Chuck’s preference for his firstborn, Chuck III, meant he focused on providing for his younger sons and not much else. They had grown up closer to their mother, but when FemSkin took off, so did communication with their father. Their relationship with Barbie took a backseat.

When Barbie entered Adam’s workshop, he pushed back.

“How is she going to tell me what to do in here? She can’t do anything in here!” he said.

Barbie’s control extended to every part of business, including finances.

FemSkin makes roughly $20,000 a month in profit. Barbie and the boys each get paid $500 a week, with monthly bonuses depending on how well the company is doing.

Chuck III, 29, injects about 10 suits a week, making $50 on every $1,200 suit. FemSkin doesn’t pay his bills.
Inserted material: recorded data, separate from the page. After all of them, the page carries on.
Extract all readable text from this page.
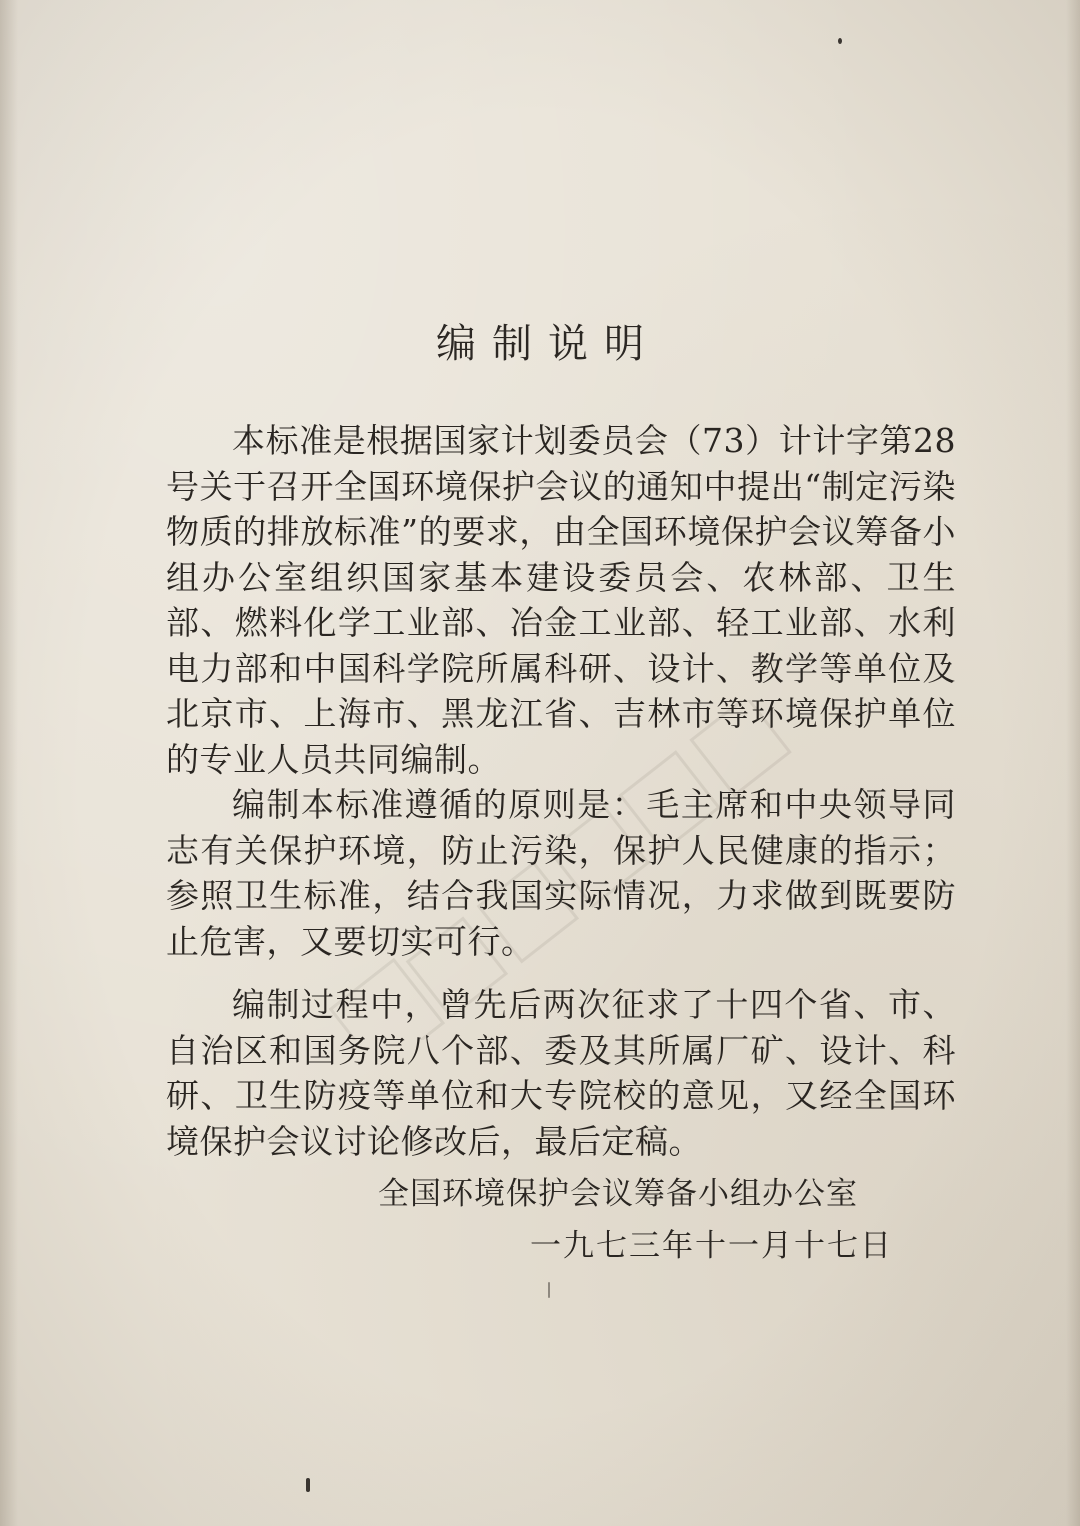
编制说明

本标准是根据国家计划委员会（73）计计字第28号关于召开全国环境保护会议的通知中提出“制定污染物质的排放标准”的要求，由全国环境保护会议筹备小组办公室组织国家基本建设委员会、农林部、卫生部、燃料化学工业部、冶金工业部、轻工业部、水利电力部和中国科学院所属科研、设计、教学等单位及北京市、上海市、黑龙江省、吉林市等环境保护单位的专业人员共同编制。

编制本标准遵循的原则是：毛主席和中央领导同志有关保护环境，防止污染，保护人民健康的指示；参照卫生标准，结合我国实际情况，力求做到既要防止危害，又要切实可行。

编制过程中，曾先后两次征求了十四个省、市、自治区和国务院八个部、委及其所属厂矿、设计、科研、卫生防疫等单位和大专院校的意见，又经全国环境保护会议讨论修改后，最后定稿。

全国环境保护会议筹备小组办公室
一九七三年十一月十七日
Three years have passed since FemSkin’s change in ownership, subduing the tensions of the past.

Adam insists he doesn’t care. He rarely cares about anything at all. As long as no one touches what he does in the workshop, he agrees to the arrangement.

“Boys are different than girls,” Barbie repeats, over and over, like she’s trying to understand it herself.

She wants to understand her sons, but in the 4.5 acres of property, in the middle of fields and forests, she feels alone. Chuck always swept the workshop. He understood her.

They have forgotten the more difficult times, but she remembers them vividly. She wears the scars from her sons’ rejection.

They resent her for being the one who survived, she said.

“I told them, I’m sorry that I lived and your dad didn’t, but I can’t change that. Me dying is not going to bring him back.”

SAD MEMORIES

It’s 8 a.m. one early April day, and Barbie is leaving. The house is quiet. The boys are sleeping.

“Sometimes I feel like I’m floundering and I need to stop,” she said.

Staying at FemSkin on a daily basis becomes harder and harder without Chuck. She is surrounded by the memory of her husband.

His office is intact. On display on the shelves above his desk are photos of his sons, drawings. A few titles down from a large blue book titled Sealants, Adhesives, and Fasteners reclines a smaller white volume: The Cancer Cure That Worked!

On the coffee table in the living room are two Snapfish albums of Chuck’s 49th birthday, his last. Barbie’s pink tank top was bright then. His urn sits on another coffee table.

“When you get married you prepare yourself to be with that person for the rest of your life and you don’t think the rest of your life is 49 years old,” she said.

When Chuck died, she lost herself. She is stuck there, unable to escape a home decorated as a testament to his life.

“When you have heartache in your life you try to protect the people that you’re around every day the most,” she said.

She recognizes she has overprotected the boys without meaning to.

“I think if I distance myself a little bit, they’ll be safer,” she said.

Her April trip to Tennessee, five days with her niece and her niece’s daughter, would decide if she moves to Chattanooga to join them.

She has given her life to FemSkin, to Chuck, to her sons. But FemSkin’s life isn’t with her. It’s with Adam, who would take over in her stead.

What she didn’t understand in that moment, what she understands now, is that she can’t leave it yet. FemSkin is not ready to function without her.

Five days later she would be back in Wildwood armed with the knowledge that for now, she can’t leave the boys. FemSkin is still the right place for her.

That April morning she didn’t see them on her way out.

She slipped out of the house.

On her leg, the grays of Chuck’s tattoo dulled against the morning’s hues. The black letters tattooed on a ribbon under his face bounce as she walked to the car. In bright black against the budding day, they glowed: “Family is forever.”